そして、時間は経ち、帰りの会を終えみんなが下校した。


歩は、6時間目の最初の方にお母さんが来てくれて家へ帰ったと連絡を受けていた。



そして、集団下校なので同じ町の仲間と帰る。



この時、町は違うが、同じ地区で町が隣の美咲と帰る。



町が近くなので通学路が被るからだ。



俺らは、他の人たちに先に行くように伝えた。


正直このようなことは危ないのでしてはいけないが。今はそれどころじゃない。




美咲「...さすがに危ないって意味が分かったでしょ?」


隆之「あぁ」


美咲「あゆみって明るく見えて、意外に裏では繊細な子なんだよね だから、普通だったら気にしないことでも気にする そんな優しい子」


隆之「.....」


美咲「たかゆき 今から言うことは私が言える範囲だけだよ そこからはたかゆき次第」


隆之「俺があいつを苦しめたんだよな」


美咲「違う 私も苦しめたんだよ」


隆之「俺たちはやっぱ子どもなんだよな」


美咲「そうだね」







そして、少しの間、俺たちは無言のまま歩き出した。








美咲「私たち、USNの時に色々あって、喧嘩しちゃったんだ」


隆之「えっ!? いつ?」








美咲「昼食をとったときだよ」そう言えば、トイレから出てきた時表情が硬かったのを思い出した。







それと同時に、







樹が告白した店でいつもなら一緒にいるはずの歩と美咲が別々の場所にいたこと、すべてが結びついた。

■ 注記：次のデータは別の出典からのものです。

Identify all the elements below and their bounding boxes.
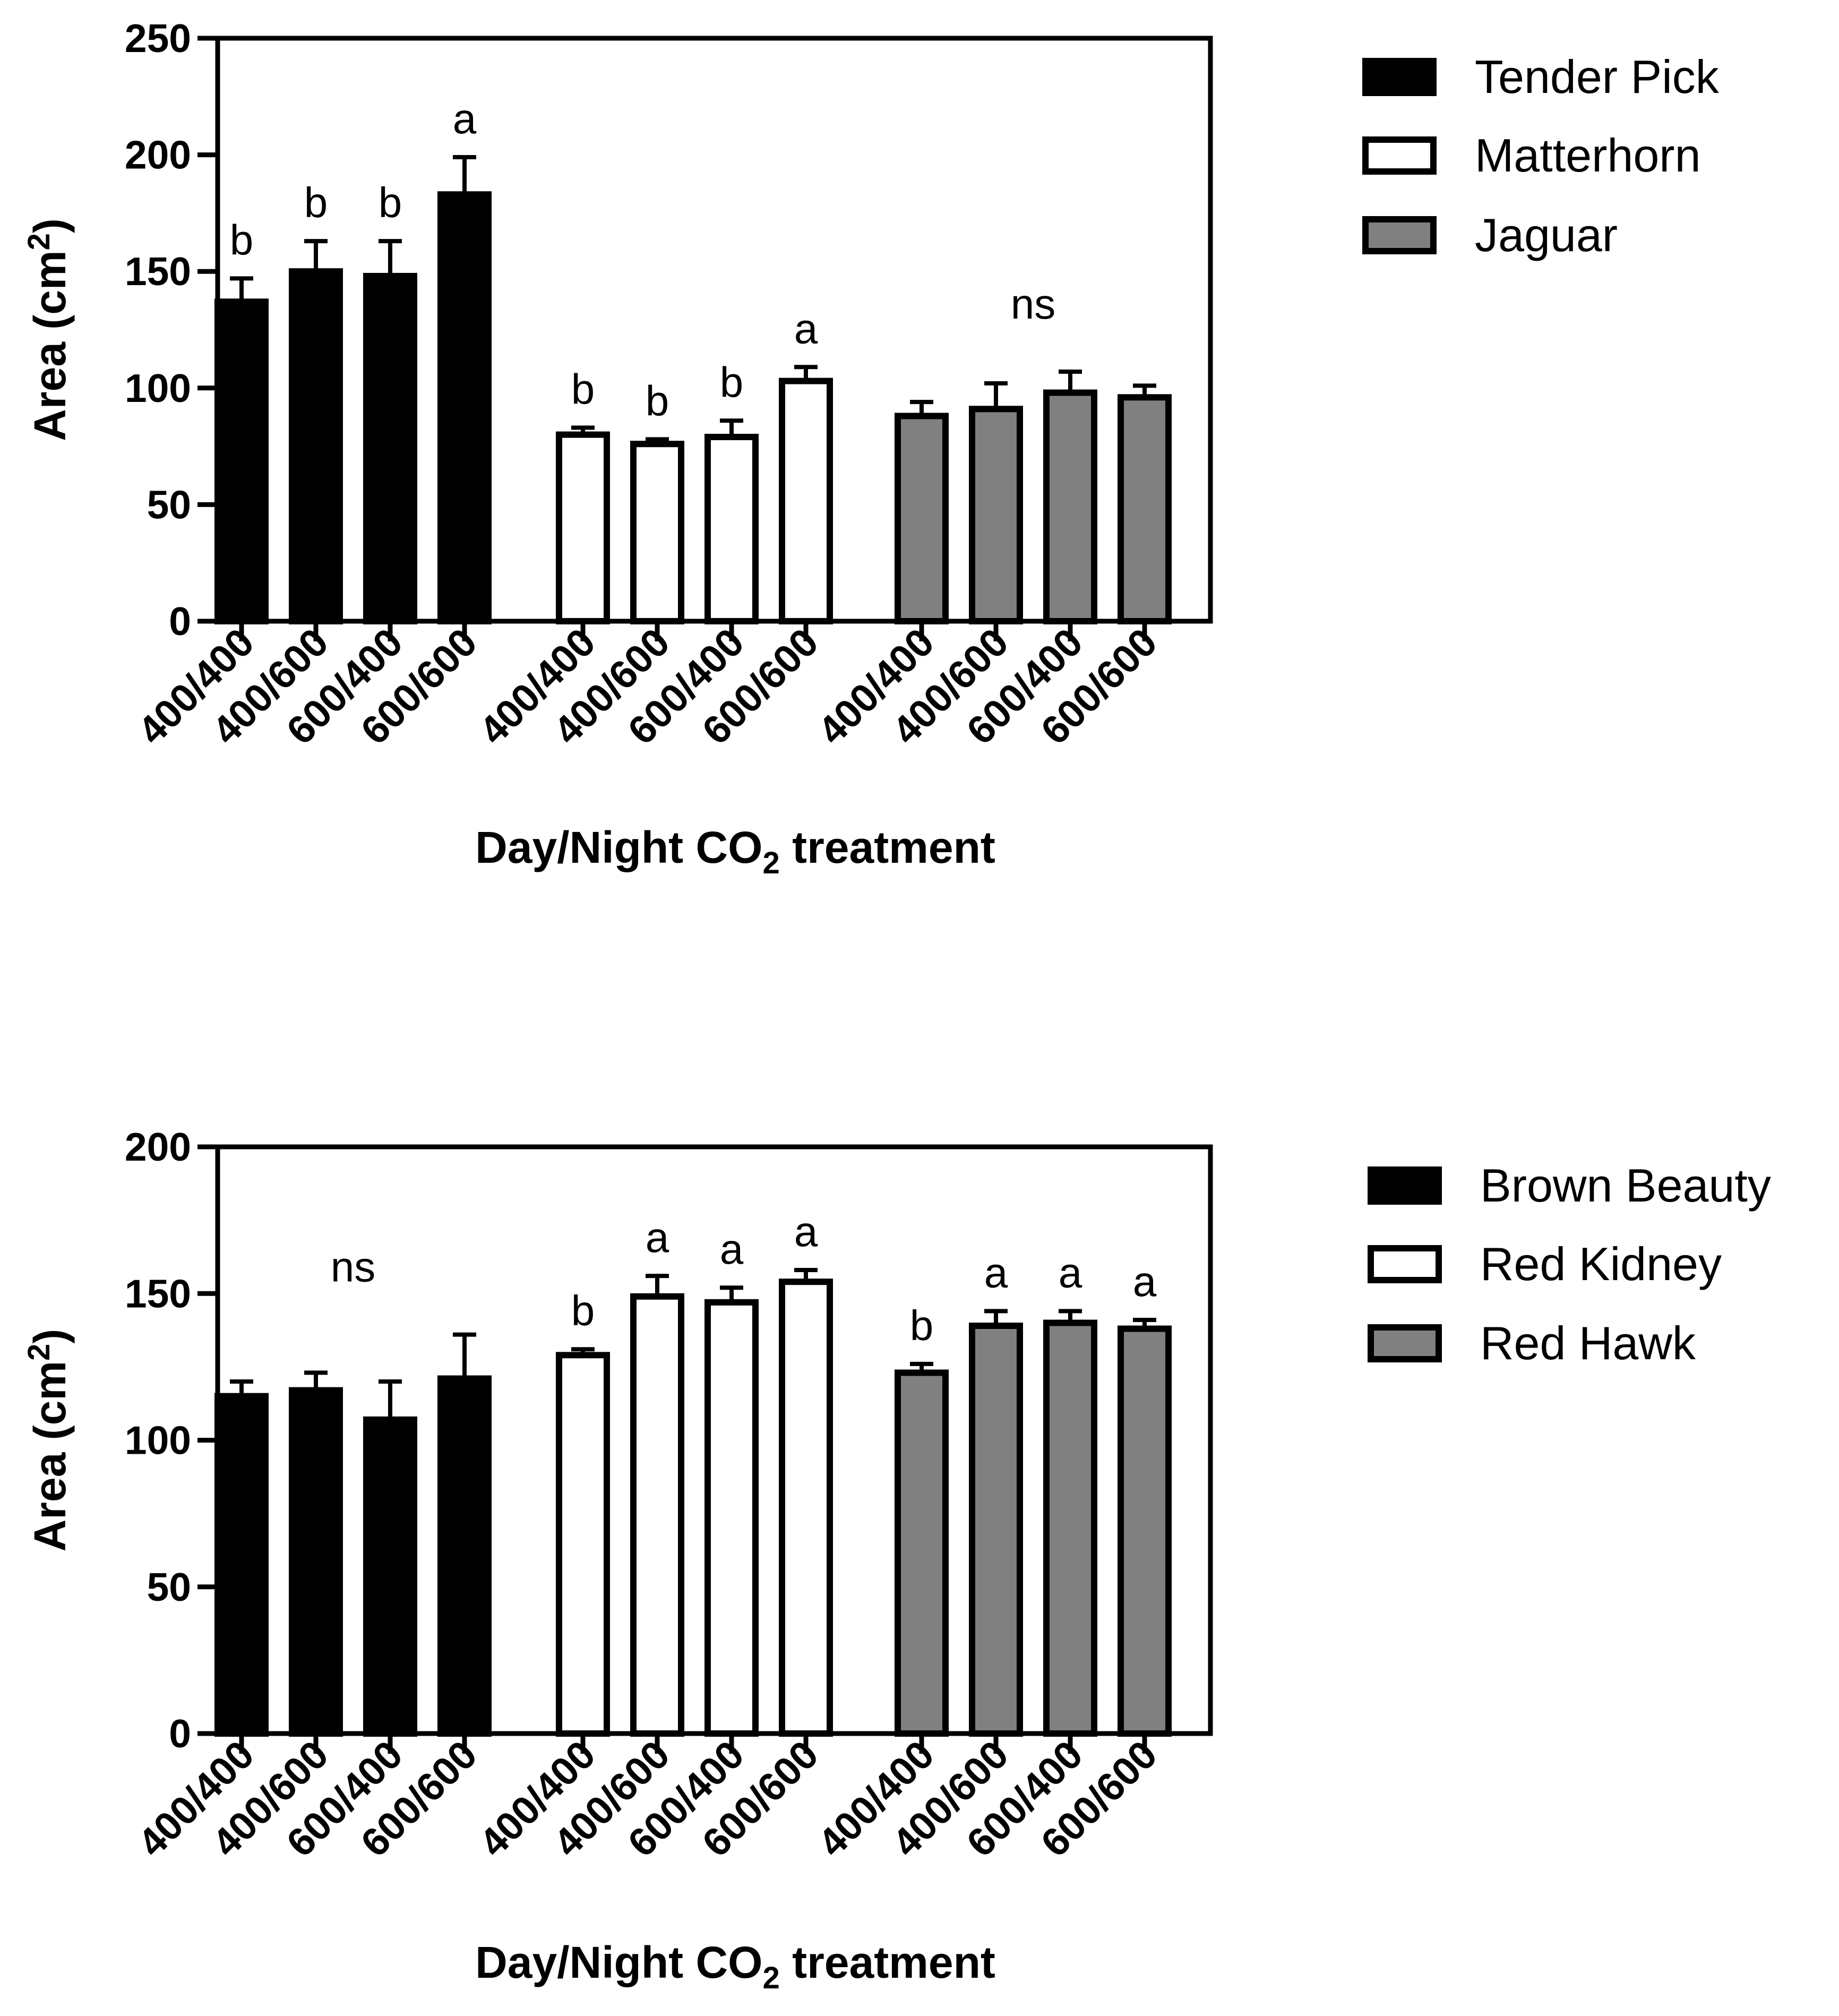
legend-label: Tender Pick [1475, 50, 1720, 103]
y-tick-label: 200 [125, 133, 191, 177]
chart-top: 050100150200250400/400b400/600b600/400b6… [22, 16, 1720, 880]
legend-label: Red Kidney [1480, 1238, 1722, 1290]
bar [437, 191, 492, 625]
y-tick-label: 100 [125, 366, 191, 410]
significance-letter: a [1059, 1249, 1082, 1296]
bar [779, 1279, 833, 1737]
significance-letter: b [379, 179, 402, 226]
significance-letter: a [794, 1208, 818, 1255]
bar [704, 434, 759, 624]
legend-swatch [1362, 136, 1437, 175]
bar [556, 431, 610, 624]
bar [556, 1352, 610, 1737]
bar [1043, 389, 1097, 624]
bar [969, 406, 1023, 624]
significance-letter: b [571, 365, 595, 413]
significance-letter: b [910, 1302, 934, 1349]
y-tick-label: 150 [125, 249, 191, 294]
legend-swatch [1368, 1245, 1442, 1283]
bar [969, 1323, 1023, 1737]
significance-letter: b [571, 1287, 595, 1334]
y-tick-label: 50 [147, 482, 191, 527]
legend-label: Brown Beauty [1480, 1159, 1771, 1212]
y-axis-title-tail: ) [25, 1329, 75, 1344]
y-axis-title-main: Area (cm [25, 250, 75, 441]
y-axis-title-superscript: 2 [22, 233, 56, 250]
x-axis-title-subscript: 2 [763, 846, 780, 880]
bar [779, 378, 833, 625]
significance-letter: b [304, 179, 328, 226]
x-axis-title-main: Day/Night CO [475, 1937, 762, 1987]
significance-letter: a [720, 1225, 744, 1273]
significance-letter: b [720, 358, 744, 406]
significance-letter: ns [331, 1243, 376, 1291]
bar [1118, 394, 1172, 624]
significance-letter: a [453, 95, 477, 142]
y-tick-label: 0 [169, 599, 191, 644]
bar [289, 1387, 343, 1737]
bar [704, 1299, 759, 1737]
x-axis-title-main: Day/Night CO [475, 822, 762, 872]
y-tick-label: 100 [125, 1418, 191, 1463]
y-tick-label: 50 [147, 1565, 191, 1609]
y-tick-label: 200 [125, 1125, 191, 1169]
bar [437, 1375, 492, 1737]
significance-letter: a [646, 1214, 669, 1261]
x-axis-title-tail: treatment [780, 822, 995, 872]
significance-letter: ns [1011, 280, 1056, 328]
bar [1118, 1325, 1172, 1737]
plot-frame [215, 36, 1213, 624]
significance-letter: b [646, 377, 669, 424]
legend-swatch [1362, 216, 1437, 254]
y-axis-title-superscript: 2 [22, 1344, 56, 1361]
bar [363, 272, 417, 624]
x-axis-title: Day/Night CO2 treatment [475, 822, 995, 880]
legend-label: Jaguar [1475, 209, 1618, 261]
bar [214, 1393, 269, 1737]
legend-label: Matterhorn [1475, 129, 1701, 182]
y-tick-label: 0 [169, 1711, 191, 1756]
bar [1043, 1319, 1097, 1737]
legend-swatch [1368, 1166, 1442, 1205]
plot-frame [215, 1144, 1213, 1736]
y-tick-label: 250 [125, 16, 191, 61]
bar [895, 413, 949, 625]
legend-label: Red Hawk [1480, 1317, 1696, 1369]
x-axis-title-tail: treatment [780, 1937, 995, 1987]
legend-swatch [1368, 1324, 1442, 1362]
bar [630, 1293, 684, 1737]
x-axis-title: Day/Night CO2 treatment [475, 1937, 995, 1995]
x-axis-title-subscript: 2 [763, 1961, 780, 1995]
chart-bottom: 050100150200400/400400/600600/400600/600… [22, 1125, 1771, 1995]
bar [895, 1369, 949, 1737]
y-axis-title: Area (cm2) [22, 1329, 75, 1552]
y-axis-title-tail: ) [25, 218, 75, 233]
significance-letter: a [794, 305, 818, 352]
significance-letter: a [984, 1249, 1008, 1296]
bar [289, 268, 343, 624]
significance-letter: b [230, 216, 254, 263]
significance-letter: a [1133, 1258, 1157, 1305]
legend-swatch [1362, 58, 1437, 96]
bar [363, 1416, 417, 1737]
y-axis-title-main: Area (cm [25, 1361, 75, 1552]
bar [214, 298, 269, 624]
bar [630, 441, 684, 624]
y-axis-title: Area (cm2) [22, 218, 75, 441]
y-tick-label: 150 [125, 1271, 191, 1316]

そして、今日の学校でも2人が喋っているところを見ていない。






俺は、そんなことが起きているとは思わなかった。気がつきもしなかった。




隆之「.....」



美咲「なんとなく察したね で、そのなぜ喧嘩したかと言うと それはほんとに些細なことなの」






隆之「些細なこと?」






美咲「うん 私には、“みさき“って名前で呼んでくるよね?」


隆之「あぁ」それがどうしたんだ。













美咲「じゃあ、たかゆきってあゆみに名前で“あゆみ“って言ったことある?」


俺は、思考が停止した。









何を言っているんだ。名前であゆみっていったことぐらい…..








俺は、嫌な汗が出た。






俺は、あゆみ以外と話すときに“あゆみ“と名前でいうが、あゆみ本人に“あゆみ“と言ったことが...俺は、その場で立ちくらみがした。





美咲「大丈夫!?」


隆之「...俺は別に意味があったから言わなかったんじゃない! ホントだ!」


美咲「うん 分かってる わかってる」


隆之「俺は...くそっ...こんなことにも気づけないのか」


美咲「ここからは、ちょっときつい話になるけど覚悟ができたら言ってほしい」


隆之「…」



覚悟なんて当然できていると思った。



でも、その自信を無くした。



俺は、なんて無力なんだ…









美咲「...辛い時は 笑うんでしょ?」


隆之「!? なんでそれを」




美咲「そりゃ聞いてるよ 大好きな2人なんだからさ」


意味が分からなかった。


こんな感情、感じたことが無い。


ただ俺は、通学路で一人うずくまって俺は、泣きながら笑っていた。





美咲は、かがんで、男の子なんだから泣かないって言いながら、ハンカチを貸してくれた。




俺は、それで涙を拭いた。



俺は、前に進むんだ。



そう思い、前を向いた。




美咲「鼻水出てるよ(笑)」


隆之「!? 恥ずかしっ(笑)」美咲が鼻水をティッシュでとってくれた。


美咲「かっこいいシーンが台無しだね」


隆之「うっ…」


美咲「たかゆきは、それぐらいがちょうどいい(笑)」


隆之「なんだよそれ(笑)」


俺は、前を向くそれだけは絶対に誓うと心に誓った。


美咲「今日は、色々話してたら外が暗くなってきたし、明日また、この放課後に、はなそっか」


隆之「でも、」


美咲「気持ちはわかるけど焦ったダメだよ」


隆之「.......そうだな..」


美咲「そう、今日のことを明日から変えるだけできっと良くなる」


隆之「あぁ」


美咲「まぁ、鼻水小僧のせいで話進まなかったことは否めないけど(笑)」


隆之「学校で絶対言うなよな(笑)」


美咲「どうしよっかな?(笑)」


隆之「おい(笑)」


2人「笑」 



俺たちはそうして家に帰った。


明日からきっと良くなることを信じて。